Roots, modernizing a classic Canadian brand.
How do you redesign a national retailer's digital experience without losing the thing that made it a national retailer?
Executive summary
Roots is one of Canada's most recognizable retail brands. Its digital experience had accumulated years of additions and inconsistencies. I led a complete audit and design overhaul as their strategy and UX partner, embedded onsite with their core team. The work covered personas, information architecture, digital strategic journeys, and end-to-end user flows, delivered through agile sprints from low to high fidelity.
The redesign produced measurable improvements in new customer acquisition and employee retention, and gave the in-house team a working IA and component model to extend.
The problem.
A retailer of Roots' age operates two simultaneous truths. Customers come for a brand they trust. Operationally, the digital experience had grown by layers of point fixes, each justified at the time, none audited as a whole. The result was navigation hierarchies that competed with each other and frontline staff working from different sources of truth than the customers they served.
The redesign couldn't be a re-skin. It had to be an IA decision, a content decision, and a staff-experience decision, all at once.
My role.
Strategy and UX lead, embedded onsite with the Roots in-house team.
- Ran discovery on the ground.
Stakeholder discovery sessions, customer surveys with existing shoppers, and in-store employee interviews at five locations to ground the strategy in behaviour rather than analytics.
- Co-designed strategic journeys.
Onsite working sessions with the team to map the customer experience across in-store and online touchpoints, prioritizing rapid prototyping over polished deliverables.
- Streamlined the IA.
Card sorting with stakeholders, data-led synthesis, and a streamlined information architecture that resolved years of accumulated category overlap.

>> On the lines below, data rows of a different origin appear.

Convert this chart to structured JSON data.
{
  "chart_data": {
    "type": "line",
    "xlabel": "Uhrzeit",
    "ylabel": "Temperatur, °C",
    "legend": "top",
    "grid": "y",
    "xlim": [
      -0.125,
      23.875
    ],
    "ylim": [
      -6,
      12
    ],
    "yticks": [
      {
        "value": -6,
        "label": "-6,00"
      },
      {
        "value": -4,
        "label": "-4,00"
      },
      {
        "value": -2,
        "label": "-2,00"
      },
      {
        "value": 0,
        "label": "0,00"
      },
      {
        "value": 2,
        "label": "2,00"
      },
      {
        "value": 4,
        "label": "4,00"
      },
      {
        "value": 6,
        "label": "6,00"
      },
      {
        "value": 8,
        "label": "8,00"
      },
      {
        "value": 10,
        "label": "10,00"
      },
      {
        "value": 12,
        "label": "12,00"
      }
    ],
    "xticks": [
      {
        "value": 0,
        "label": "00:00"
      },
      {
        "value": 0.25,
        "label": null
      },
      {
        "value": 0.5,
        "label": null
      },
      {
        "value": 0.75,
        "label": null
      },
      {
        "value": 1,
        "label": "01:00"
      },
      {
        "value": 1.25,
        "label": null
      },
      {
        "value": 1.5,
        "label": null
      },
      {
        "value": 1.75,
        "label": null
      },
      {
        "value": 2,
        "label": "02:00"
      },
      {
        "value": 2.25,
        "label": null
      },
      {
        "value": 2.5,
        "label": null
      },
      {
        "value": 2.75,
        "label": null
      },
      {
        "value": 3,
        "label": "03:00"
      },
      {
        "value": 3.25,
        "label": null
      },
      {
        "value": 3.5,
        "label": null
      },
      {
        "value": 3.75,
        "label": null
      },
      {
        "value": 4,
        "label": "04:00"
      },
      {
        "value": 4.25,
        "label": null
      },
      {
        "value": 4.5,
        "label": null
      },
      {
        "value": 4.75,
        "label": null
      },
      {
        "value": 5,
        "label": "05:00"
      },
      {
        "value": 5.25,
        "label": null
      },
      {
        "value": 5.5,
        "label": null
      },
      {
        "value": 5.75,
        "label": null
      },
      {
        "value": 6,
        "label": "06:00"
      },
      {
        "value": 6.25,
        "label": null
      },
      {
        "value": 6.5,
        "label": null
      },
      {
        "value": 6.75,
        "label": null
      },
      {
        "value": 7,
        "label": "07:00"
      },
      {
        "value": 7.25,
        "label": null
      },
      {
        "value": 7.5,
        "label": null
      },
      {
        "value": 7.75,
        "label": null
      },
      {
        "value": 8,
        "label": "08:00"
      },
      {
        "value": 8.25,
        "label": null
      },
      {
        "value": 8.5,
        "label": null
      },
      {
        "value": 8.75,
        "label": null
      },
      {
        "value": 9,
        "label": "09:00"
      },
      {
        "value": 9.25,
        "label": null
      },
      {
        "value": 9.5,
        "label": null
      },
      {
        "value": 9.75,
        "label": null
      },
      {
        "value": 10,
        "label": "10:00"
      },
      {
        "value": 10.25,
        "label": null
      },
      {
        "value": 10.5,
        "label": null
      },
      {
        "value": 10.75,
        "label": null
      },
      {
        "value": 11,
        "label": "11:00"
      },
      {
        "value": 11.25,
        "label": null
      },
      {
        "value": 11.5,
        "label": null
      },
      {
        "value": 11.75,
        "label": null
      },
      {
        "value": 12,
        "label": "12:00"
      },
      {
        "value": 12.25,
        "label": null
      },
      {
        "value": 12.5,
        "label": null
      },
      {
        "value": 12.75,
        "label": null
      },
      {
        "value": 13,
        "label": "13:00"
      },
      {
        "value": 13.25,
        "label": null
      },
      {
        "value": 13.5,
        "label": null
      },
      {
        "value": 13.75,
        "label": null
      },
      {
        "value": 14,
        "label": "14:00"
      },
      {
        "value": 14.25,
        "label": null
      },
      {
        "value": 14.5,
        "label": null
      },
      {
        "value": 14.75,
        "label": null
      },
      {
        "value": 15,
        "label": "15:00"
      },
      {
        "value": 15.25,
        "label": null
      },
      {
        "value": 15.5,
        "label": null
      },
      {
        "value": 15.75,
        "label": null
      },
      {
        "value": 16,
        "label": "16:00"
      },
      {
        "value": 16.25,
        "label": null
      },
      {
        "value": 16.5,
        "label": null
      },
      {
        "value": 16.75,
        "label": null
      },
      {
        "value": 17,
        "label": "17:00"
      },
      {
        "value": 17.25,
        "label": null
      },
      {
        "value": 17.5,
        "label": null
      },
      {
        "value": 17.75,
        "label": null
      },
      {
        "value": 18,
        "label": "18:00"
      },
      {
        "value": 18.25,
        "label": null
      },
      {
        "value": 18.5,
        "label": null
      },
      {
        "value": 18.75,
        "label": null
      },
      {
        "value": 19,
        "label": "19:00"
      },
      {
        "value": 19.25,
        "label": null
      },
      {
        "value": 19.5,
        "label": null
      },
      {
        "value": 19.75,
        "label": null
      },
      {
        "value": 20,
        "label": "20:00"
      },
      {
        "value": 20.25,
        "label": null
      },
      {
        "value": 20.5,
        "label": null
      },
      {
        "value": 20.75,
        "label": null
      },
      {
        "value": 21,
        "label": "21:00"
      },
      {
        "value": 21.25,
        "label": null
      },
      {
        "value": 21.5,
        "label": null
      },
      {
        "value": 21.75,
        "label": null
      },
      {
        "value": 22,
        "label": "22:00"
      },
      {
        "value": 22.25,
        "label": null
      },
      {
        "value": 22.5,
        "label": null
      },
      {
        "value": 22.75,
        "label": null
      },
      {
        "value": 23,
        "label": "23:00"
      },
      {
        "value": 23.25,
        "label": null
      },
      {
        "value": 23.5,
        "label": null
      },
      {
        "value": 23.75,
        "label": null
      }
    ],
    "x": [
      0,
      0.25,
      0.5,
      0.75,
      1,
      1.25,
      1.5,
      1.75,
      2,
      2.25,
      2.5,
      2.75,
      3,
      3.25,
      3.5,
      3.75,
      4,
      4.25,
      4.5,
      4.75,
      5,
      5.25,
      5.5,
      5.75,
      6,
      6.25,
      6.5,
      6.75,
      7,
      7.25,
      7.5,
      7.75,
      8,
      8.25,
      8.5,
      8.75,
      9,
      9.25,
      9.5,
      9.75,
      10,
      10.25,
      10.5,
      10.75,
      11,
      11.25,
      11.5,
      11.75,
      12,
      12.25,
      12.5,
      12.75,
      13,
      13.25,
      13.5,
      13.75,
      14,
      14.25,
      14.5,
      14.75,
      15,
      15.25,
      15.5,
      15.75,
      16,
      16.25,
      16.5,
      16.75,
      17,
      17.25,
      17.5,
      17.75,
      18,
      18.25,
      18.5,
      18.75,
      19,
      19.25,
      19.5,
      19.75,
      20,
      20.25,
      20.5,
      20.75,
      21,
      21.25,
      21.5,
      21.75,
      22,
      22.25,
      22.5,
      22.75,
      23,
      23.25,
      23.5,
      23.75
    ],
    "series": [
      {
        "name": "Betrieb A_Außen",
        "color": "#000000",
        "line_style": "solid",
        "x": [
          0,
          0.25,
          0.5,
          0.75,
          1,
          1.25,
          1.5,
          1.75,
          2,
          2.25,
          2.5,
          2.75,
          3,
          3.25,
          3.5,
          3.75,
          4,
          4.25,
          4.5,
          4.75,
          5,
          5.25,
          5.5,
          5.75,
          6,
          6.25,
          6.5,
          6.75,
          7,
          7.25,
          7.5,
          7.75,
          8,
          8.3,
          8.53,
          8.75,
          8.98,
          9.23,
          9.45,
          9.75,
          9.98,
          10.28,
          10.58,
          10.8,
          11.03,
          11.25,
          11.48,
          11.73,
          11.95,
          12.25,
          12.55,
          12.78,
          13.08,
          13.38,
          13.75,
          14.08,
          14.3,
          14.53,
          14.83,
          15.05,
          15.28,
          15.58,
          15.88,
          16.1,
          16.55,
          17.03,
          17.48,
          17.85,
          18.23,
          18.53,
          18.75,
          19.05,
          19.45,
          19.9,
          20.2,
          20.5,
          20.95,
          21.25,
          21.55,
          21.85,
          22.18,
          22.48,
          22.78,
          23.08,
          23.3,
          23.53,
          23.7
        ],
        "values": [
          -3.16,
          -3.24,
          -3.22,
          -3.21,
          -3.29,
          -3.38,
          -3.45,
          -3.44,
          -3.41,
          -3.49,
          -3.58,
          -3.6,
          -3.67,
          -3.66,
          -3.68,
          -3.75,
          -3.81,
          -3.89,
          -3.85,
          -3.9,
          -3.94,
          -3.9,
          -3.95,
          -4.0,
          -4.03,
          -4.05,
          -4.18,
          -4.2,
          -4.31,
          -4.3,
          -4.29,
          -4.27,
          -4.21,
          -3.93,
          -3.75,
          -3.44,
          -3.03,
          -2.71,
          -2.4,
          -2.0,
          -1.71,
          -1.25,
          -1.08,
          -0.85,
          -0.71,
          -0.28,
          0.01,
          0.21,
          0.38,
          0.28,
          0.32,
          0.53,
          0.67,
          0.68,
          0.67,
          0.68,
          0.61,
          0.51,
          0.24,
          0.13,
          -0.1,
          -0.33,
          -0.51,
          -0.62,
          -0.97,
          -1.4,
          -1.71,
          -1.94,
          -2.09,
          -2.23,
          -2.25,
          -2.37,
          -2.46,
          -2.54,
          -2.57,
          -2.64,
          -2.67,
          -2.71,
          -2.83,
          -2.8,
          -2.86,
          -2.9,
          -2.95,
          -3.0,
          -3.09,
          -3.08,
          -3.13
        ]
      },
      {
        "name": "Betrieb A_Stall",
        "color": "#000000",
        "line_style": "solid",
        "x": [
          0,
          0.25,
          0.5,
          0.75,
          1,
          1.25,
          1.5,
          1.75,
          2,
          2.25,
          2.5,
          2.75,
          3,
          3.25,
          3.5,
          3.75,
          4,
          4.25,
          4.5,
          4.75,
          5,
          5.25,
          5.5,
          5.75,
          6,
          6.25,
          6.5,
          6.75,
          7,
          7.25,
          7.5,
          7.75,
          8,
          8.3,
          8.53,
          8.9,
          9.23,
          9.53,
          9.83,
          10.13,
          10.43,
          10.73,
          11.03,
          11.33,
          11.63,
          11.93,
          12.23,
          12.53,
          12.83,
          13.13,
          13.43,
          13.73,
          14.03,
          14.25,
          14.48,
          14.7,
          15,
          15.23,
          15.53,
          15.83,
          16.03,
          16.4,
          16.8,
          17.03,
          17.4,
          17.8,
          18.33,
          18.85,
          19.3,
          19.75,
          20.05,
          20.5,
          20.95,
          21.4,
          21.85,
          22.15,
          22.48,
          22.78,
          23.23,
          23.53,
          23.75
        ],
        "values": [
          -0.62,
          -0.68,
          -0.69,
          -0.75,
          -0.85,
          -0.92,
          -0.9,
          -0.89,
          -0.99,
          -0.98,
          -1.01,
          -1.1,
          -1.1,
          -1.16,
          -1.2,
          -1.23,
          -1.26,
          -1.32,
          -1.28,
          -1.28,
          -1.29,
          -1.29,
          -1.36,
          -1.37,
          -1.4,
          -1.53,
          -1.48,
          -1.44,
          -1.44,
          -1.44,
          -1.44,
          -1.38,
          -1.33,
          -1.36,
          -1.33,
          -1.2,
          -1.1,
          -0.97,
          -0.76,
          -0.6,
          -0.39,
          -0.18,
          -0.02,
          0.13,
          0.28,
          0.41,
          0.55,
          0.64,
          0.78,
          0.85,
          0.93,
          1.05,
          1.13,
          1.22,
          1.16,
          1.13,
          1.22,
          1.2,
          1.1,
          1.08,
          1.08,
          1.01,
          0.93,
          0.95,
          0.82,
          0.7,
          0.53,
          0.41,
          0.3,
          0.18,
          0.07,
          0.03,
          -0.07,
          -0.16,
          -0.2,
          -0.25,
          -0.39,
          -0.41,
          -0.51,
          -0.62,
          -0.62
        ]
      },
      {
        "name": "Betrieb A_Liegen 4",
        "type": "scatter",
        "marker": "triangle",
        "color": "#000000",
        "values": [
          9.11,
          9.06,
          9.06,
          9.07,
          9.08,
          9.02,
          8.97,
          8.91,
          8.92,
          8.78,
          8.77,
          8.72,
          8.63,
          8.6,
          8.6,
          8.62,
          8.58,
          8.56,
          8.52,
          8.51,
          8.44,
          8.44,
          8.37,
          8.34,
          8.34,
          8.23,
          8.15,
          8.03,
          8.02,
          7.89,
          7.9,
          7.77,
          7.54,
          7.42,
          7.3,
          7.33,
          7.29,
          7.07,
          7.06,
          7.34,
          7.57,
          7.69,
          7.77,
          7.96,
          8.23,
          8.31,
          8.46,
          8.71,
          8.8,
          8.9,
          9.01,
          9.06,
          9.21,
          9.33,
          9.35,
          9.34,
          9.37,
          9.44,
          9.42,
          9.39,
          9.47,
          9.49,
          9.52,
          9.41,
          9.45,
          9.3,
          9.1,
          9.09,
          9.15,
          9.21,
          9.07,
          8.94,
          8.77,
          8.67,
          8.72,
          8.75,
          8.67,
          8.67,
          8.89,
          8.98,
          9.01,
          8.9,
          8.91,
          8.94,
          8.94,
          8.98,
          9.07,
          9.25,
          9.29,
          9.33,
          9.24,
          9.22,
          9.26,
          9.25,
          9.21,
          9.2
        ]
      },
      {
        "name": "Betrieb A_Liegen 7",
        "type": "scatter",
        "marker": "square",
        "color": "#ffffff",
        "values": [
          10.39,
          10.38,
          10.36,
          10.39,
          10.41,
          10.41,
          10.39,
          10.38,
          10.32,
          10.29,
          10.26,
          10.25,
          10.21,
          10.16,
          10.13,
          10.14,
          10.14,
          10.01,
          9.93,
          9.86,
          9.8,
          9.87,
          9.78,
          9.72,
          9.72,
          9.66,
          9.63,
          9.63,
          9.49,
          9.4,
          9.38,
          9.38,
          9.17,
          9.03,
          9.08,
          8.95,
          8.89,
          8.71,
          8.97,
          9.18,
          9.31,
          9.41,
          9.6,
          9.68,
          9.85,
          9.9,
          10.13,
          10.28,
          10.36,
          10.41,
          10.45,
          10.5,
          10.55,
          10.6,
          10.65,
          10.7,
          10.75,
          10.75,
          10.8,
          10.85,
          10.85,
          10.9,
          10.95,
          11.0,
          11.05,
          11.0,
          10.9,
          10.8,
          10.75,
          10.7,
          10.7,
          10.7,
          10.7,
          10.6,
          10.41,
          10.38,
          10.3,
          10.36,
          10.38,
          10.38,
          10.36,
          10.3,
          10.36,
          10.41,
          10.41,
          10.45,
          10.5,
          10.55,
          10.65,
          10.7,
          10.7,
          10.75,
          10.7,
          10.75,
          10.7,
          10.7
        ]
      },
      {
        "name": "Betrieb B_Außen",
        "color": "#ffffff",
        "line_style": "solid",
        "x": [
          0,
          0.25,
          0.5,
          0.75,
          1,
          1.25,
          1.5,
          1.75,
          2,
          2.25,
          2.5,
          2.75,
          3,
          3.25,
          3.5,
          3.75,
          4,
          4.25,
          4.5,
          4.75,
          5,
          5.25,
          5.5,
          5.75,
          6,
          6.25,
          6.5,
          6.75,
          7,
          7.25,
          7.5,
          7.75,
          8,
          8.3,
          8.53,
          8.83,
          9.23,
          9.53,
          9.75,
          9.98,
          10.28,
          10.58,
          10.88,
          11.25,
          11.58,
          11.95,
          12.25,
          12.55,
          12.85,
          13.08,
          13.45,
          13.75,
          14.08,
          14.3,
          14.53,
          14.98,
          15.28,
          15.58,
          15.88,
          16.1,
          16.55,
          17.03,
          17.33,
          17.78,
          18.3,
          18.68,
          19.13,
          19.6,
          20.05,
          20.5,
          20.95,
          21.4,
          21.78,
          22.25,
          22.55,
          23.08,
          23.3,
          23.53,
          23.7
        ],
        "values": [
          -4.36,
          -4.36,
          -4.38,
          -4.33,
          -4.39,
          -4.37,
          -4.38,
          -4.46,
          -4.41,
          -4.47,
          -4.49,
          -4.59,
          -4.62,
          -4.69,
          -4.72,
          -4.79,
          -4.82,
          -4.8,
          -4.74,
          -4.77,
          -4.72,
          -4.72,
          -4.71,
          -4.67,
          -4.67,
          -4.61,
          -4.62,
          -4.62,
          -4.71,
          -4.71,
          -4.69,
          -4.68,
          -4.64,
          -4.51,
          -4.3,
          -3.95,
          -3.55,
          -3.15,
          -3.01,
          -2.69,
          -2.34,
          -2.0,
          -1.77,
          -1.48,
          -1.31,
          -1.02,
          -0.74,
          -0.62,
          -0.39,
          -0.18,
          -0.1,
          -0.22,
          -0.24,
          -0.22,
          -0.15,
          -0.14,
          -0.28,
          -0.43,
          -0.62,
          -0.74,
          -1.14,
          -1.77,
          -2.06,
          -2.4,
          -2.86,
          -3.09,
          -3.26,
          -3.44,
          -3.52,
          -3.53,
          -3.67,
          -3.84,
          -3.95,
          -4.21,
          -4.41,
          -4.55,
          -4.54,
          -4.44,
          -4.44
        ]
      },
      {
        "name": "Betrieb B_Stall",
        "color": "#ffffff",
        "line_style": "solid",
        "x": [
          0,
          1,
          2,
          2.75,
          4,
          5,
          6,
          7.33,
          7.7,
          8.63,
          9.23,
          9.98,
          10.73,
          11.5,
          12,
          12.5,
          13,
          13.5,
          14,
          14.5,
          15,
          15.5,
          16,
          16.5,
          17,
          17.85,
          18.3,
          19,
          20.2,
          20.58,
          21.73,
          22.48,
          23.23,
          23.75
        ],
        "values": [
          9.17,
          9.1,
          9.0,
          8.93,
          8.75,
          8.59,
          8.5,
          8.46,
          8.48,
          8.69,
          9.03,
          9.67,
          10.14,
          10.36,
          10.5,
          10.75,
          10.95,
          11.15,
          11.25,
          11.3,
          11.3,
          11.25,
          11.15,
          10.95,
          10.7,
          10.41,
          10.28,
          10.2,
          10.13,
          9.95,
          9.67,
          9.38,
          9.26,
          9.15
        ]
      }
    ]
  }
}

- Drove the build, end to end.
Weekly checkpoints with engineering, low-to-high fidelity wireframes, animations, and full UX and QA on the live build.
Unique challenges.
- Brand gravity.
Roots is a brand customers feel before they see. Any redesign had to honour that emotional anchor while still removing real friction.
- Two channels, one experience.
The in-store experience is the brand's strongest surface. Online had to feel like the same place, not a separate company that happened to share a logo.
- Pace.
Agile sprints meant the IA could not be perfect before design started. We iterated the IA and the screens together, with the in-house team in the room.
My process, highlights and takeaways.
- Onsite was the unlock.
Sitting inside the building compressed the design feedback loop to hours. The standing weekly checkpoint with engineering kept the build honest to the design intent.
- Employees as a first-class user.
The store staff were the bridge between the brand and the customer, and the digital tools they relied on shaped what the customer ultimately experienced.
- Journeys, then features.
Each user flow was developed in sync with the feature it served, never in advance of a real decision point. Flows that lacked an associated feature didn't survive the cut.
- Wireframes as the conversation.
Quick, iterable wireframes were the medium for stakeholder feedback. Polished mockups came after agreement, not as a way to chase it.
Selected artifacts.
Final thoughts.
What worked well. Sitting inside the building meant decisions happened in hours, not weeks. Co-designing journeys with stakeholders in the room built genuine ownership of the IA and removed the usual handoff loss between research and design.
What I would change. I would have invested earlier in a shared design system between the marketing site and the employee-facing tools. We treated them as separate streams longer than we should have, and a common component model would have shortened the back end of the project.